Сердце у меня в груди остановилось, а потом забилось с такой силой, что я почувствовала его в горле. У меня получилось! Я создала проход.

Но это был не триумф. Это был ужас. Разрыв был неустойчивым, он мог захлопнуться в любую секунду, отрезав мне путь назад или… что еще страшнее, запечатав меня снаружи, где меня тут же обнаружат. У меня не было плана, не было карты. Была лишь зияющая щель в моей тюрьме и оглушительная, парализующая свобода.

Я действовала на инстинктах. Сделав резкий, глубокий вдох, я шагнула вперед.

Один шаг. Всего один. Из теплой, надушенной атмосферы моей клетки — в холодную, промозглую мглу коридора. Камень под босыми ногами был шершавым и ледяным. Воздух пах пылью и вековой плесенью. Я обернулась. Мой проход, мое хлипкое творение, зияло за моей спиной, а за ним сияла знакомая комната. Она казалась такой нереальной отсюда, словно нарисованной на полотне.

Я простояла так, может, три секунды. Пять. Вглядываясь в темноту коридора, втягивая в себя этот чужой, опасный мир.

Страх сжал горло. Я отшатнулась назад, в проем. В тот же миг он дрогнул, свет померк. Я едва успела переступить порог, как разрыв с громким, беззвучным для внешнего мира хлопком схлопнулся. Стена снова стала твердой, монолитной, лишь легкая рябь расходилась по кристаллам, как по воде после брошенного камня.
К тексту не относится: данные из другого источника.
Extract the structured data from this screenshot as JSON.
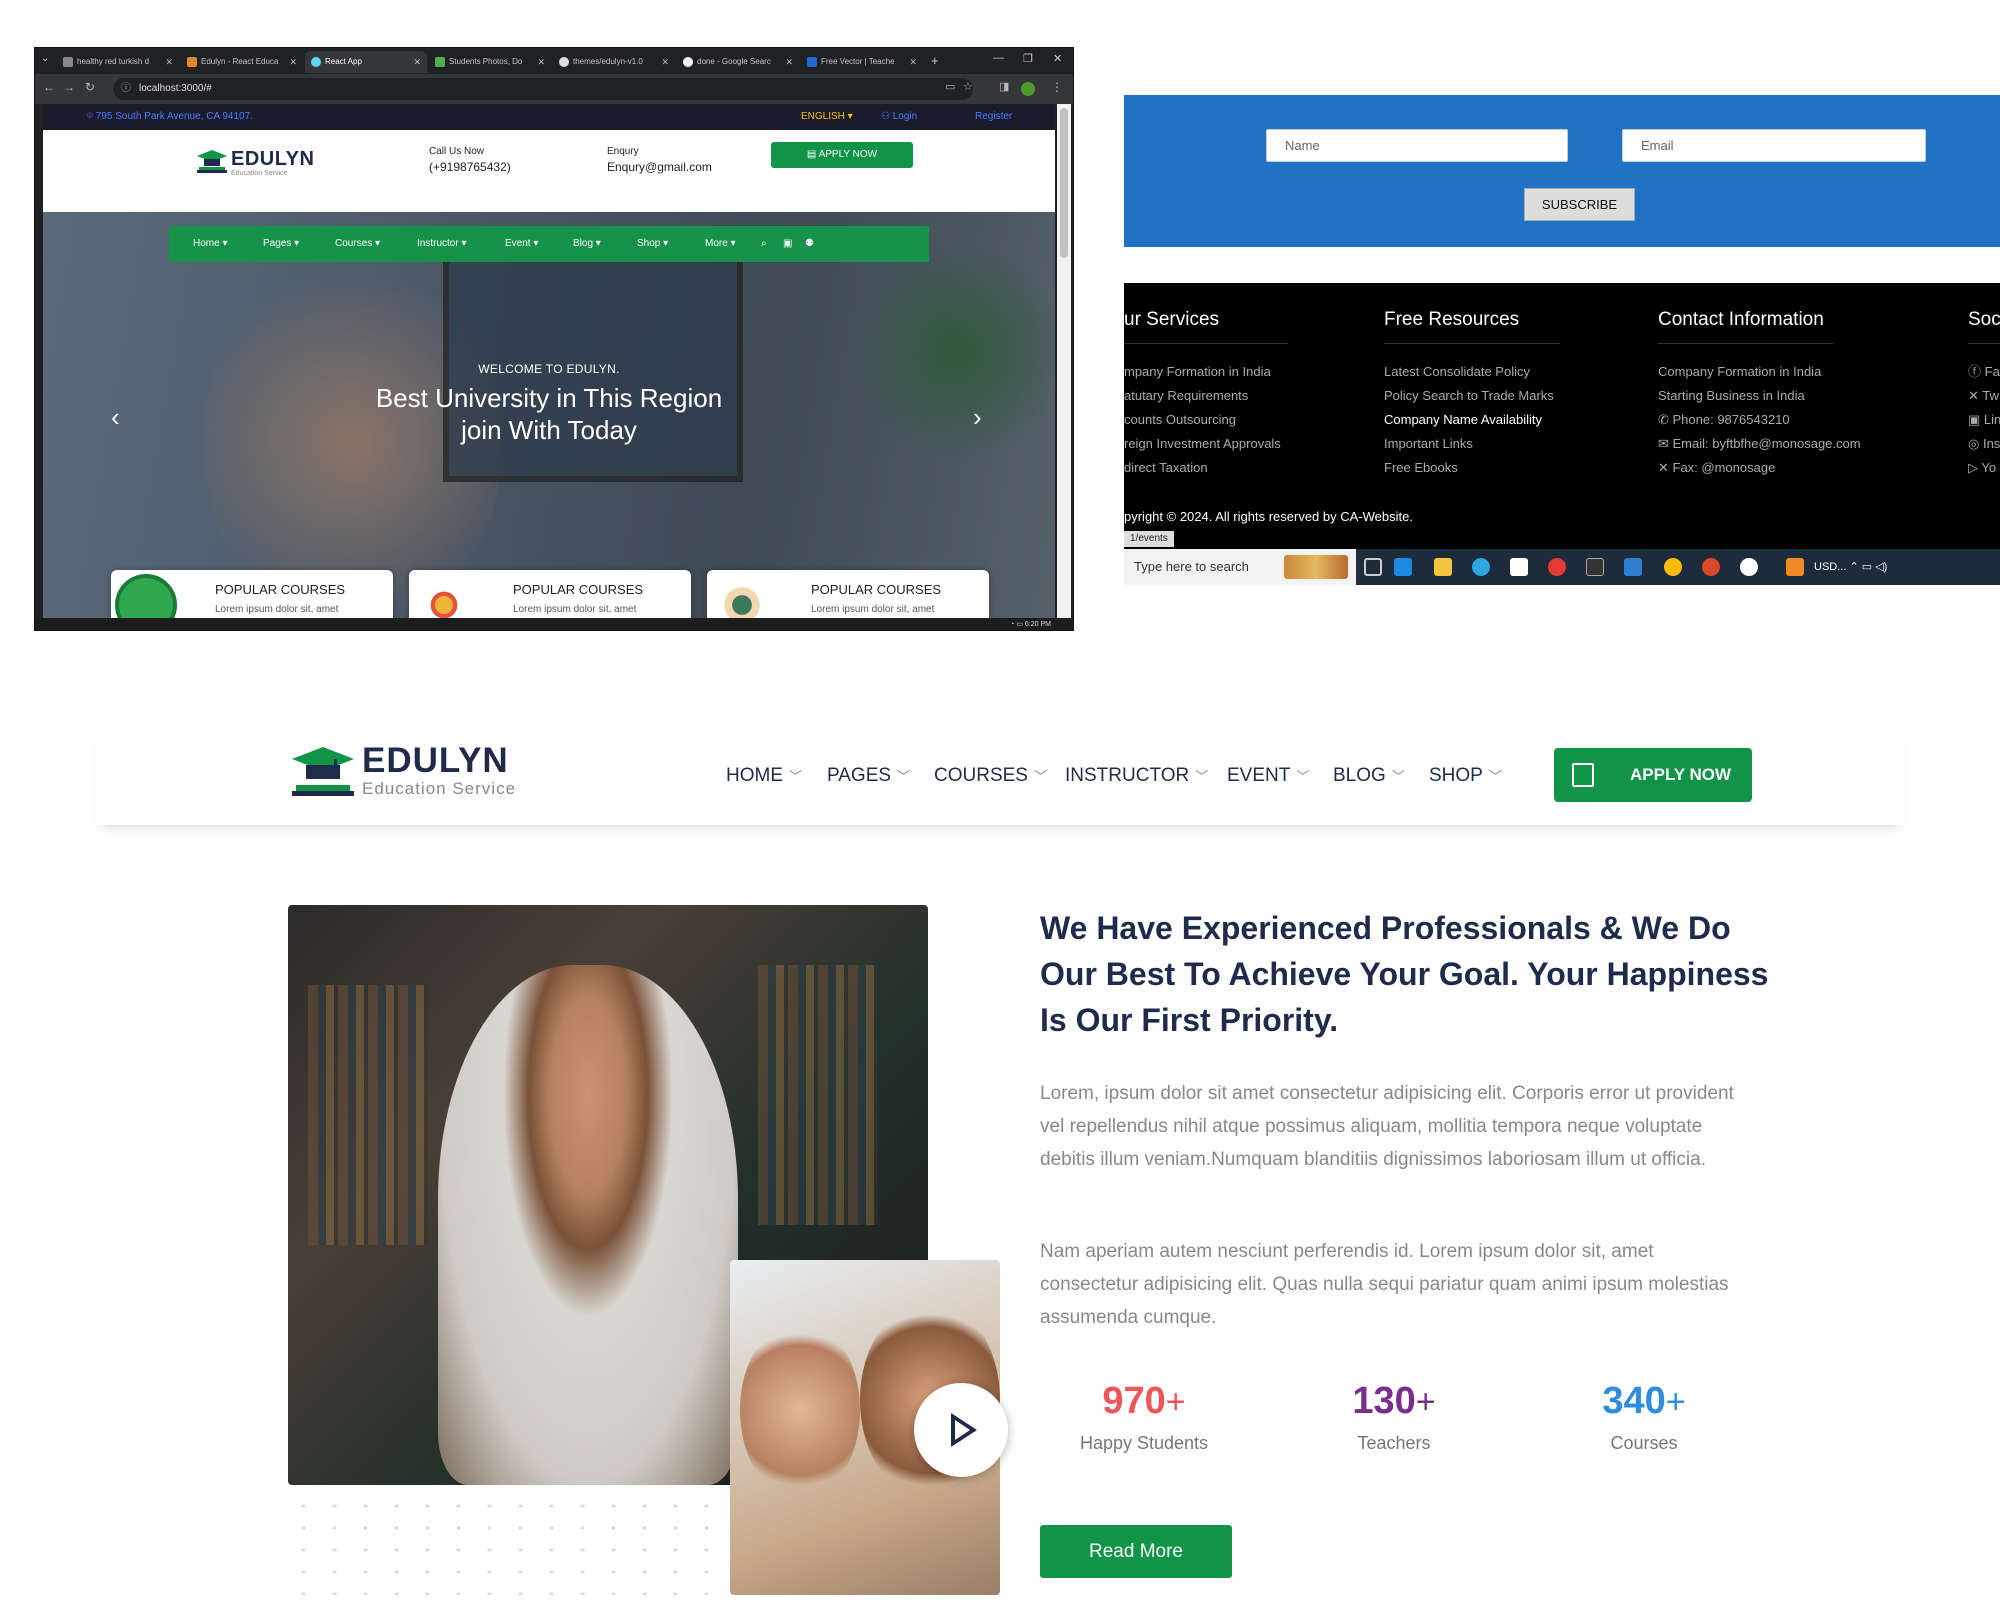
{
  "browser": {
    "tabs": [
      {
        "label": "healthy red turkish d"
      },
      {
        "label": "Edulyn - React Educa"
      },
      {
        "label": "React App"
      },
      {
        "label": "Students Photos, Do"
      },
      {
        "label": "themes/edulyn-v1.0"
      },
      {
        "label": "done - Google Searc"
      },
      {
        "label": "Free Vector | Teache"
      }
    ],
    "new_tab": "+",
    "url": "localhost:3000/#",
    "clock": "6:20 PM"
  },
  "mini_site": {
    "address": "795 South Park Avenue, CA 94107.",
    "language": "ENGLISH",
    "login": "Login",
    "register": "Register",
    "logo_word": "EDULYN",
    "logo_sub": "Education Service",
    "call_label": "Call Us Now",
    "call_value": "(+9198765432)",
    "enquiry_label": "Enqury",
    "enquiry_value": "Enqury@gmail.com",
    "apply": "APPLY NOW",
    "nav": [
      "Home",
      "Pages",
      "Courses",
      "Instructor",
      "Event",
      "Blog",
      "Shop",
      "More"
    ],
    "hero_welcome": "WELCOME TO EDULYN.",
    "hero_line1": "Best University in This Region",
    "hero_line2": "join With Today",
    "course_title": "POPULAR COURSES",
    "course_desc": "Lorem ipsum dolor sit, amet"
  },
  "newsletter": {
    "name_placeholder": "Name",
    "email_placeholder": "Email",
    "subscribe": "SUBSCRIBE"
  },
  "footer": {
    "services": {
      "heading": "ur Services",
      "items": [
        "mpany Formation in India",
        "atutary Requirements",
        "counts Outsourcing",
        "reign Investment Approvals",
        "direct Taxation"
      ]
    },
    "resources": {
      "heading": "Free Resources",
      "items": [
        "Latest Consolidate Policy",
        "Policy Search to Trade Marks",
        "Company Name Availability",
        "Important Links",
        "Free Ebooks"
      ]
    },
    "contact": {
      "heading": "Contact Information",
      "items": [
        "Company Formation in India",
        "Starting Business in India",
        "Phone: 9876543210",
        "Email: byftbfhe@monosage.com",
        "Fax: @monosage"
      ]
    },
    "social": {
      "heading": "Soc",
      "items": [
        "Fa",
        "Tw",
        "Lin",
        "Ins",
        "Yo"
      ]
    },
    "copyright": "pyright © 2024. All rights reserved by CA-Website.",
    "link_status": "1/events"
  },
  "taskbar": {
    "search": "Type here to search",
    "tray": "USD..."
  },
  "main": {
    "logo_word": "EDULYN",
    "logo_sub": "Education Service",
    "nav": [
      "HOME",
      "PAGES",
      "COURSES",
      "INSTRUCTOR",
      "EVENT",
      "BLOG",
      "SHOP"
    ],
    "apply": "APPLY NOW",
    "heading": "We Have Experienced Professionals & We Do Our Best To Achieve Your Goal. Your Happiness Is Our First Priority.",
    "para1": "Lorem, ipsum dolor sit amet consectetur adipisicing elit. Corporis error ut provident vel repellendus nihil atque possimus aliquam, mollitia tempora neque voluptate debitis illum veniam.Numquam blanditiis dignissimos laboriosam illum ut officia.",
    "para2": "Nam aperiam autem nesciunt perferendis id. Lorem ipsum dolor sit, amet consectetur adipisicing elit. Quas nulla sequi pariatur quam animi ipsum molestias assumenda cumque.",
    "stats": [
      {
        "value": "970",
        "suffix": "+",
        "label": "Happy Students",
        "color": "#f0555a"
      },
      {
        "value": "130",
        "suffix": "+",
        "label": "Teachers",
        "color": "#7a2e8c"
      },
      {
        "value": "340",
        "suffix": "+",
        "label": "Courses",
        "color": "#2f8ce0"
      }
    ],
    "read_more": "Read More"
  },
  "colors": {
    "brand_green": "#119447",
    "navy": "#1f2b4a",
    "newsletter_blue": "#1f72c4"
  }
}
Я прислонилась к ней, дрожа всем телом, не в силах сдержать ни рыданий, ни смеха. Слезы текли по моему лицу, соленые и освобождающие. Я была вся в пыли, босые ноги замерзли, но я никогда в жизни не чувствовала себя такой живой.

Клетка все еще была вокруг меня. Но ее дверь теперь была у меня в голове. Я нашла ключ. Хрупкий, ненадежный, но ключ. Я обняла холодную стену, прижалась к ней щекой.
— Спасибо, — прошептала я. Кристаллы под моей щекой ответили слабой, теплой пульсацией.

Они были моими тюремщиками. Но они же стали моими союзниками. И это знание было слаще любой надежды. Теперь мне нужен был не просто выход. Мне нужен был план!

Глава 12

Воздух в моих покоях изменился. Я чувствовала это каждой клеткой своего тела, каждым нервным окончанием. Раньше он был либо стерильным и безжизненным, как в гробнице, либо раскаленным и густым от бури чужих эмоций, когда здесь появлялся Кшельхер. Теперь же в нем висело нечто неуловимое, какая-то новая, тревожная и сладкая тяжесть. Это не было эхом магии кристаллов и не исходило от жизни, пульсирующей во мне. Источником этого изменения были они оба.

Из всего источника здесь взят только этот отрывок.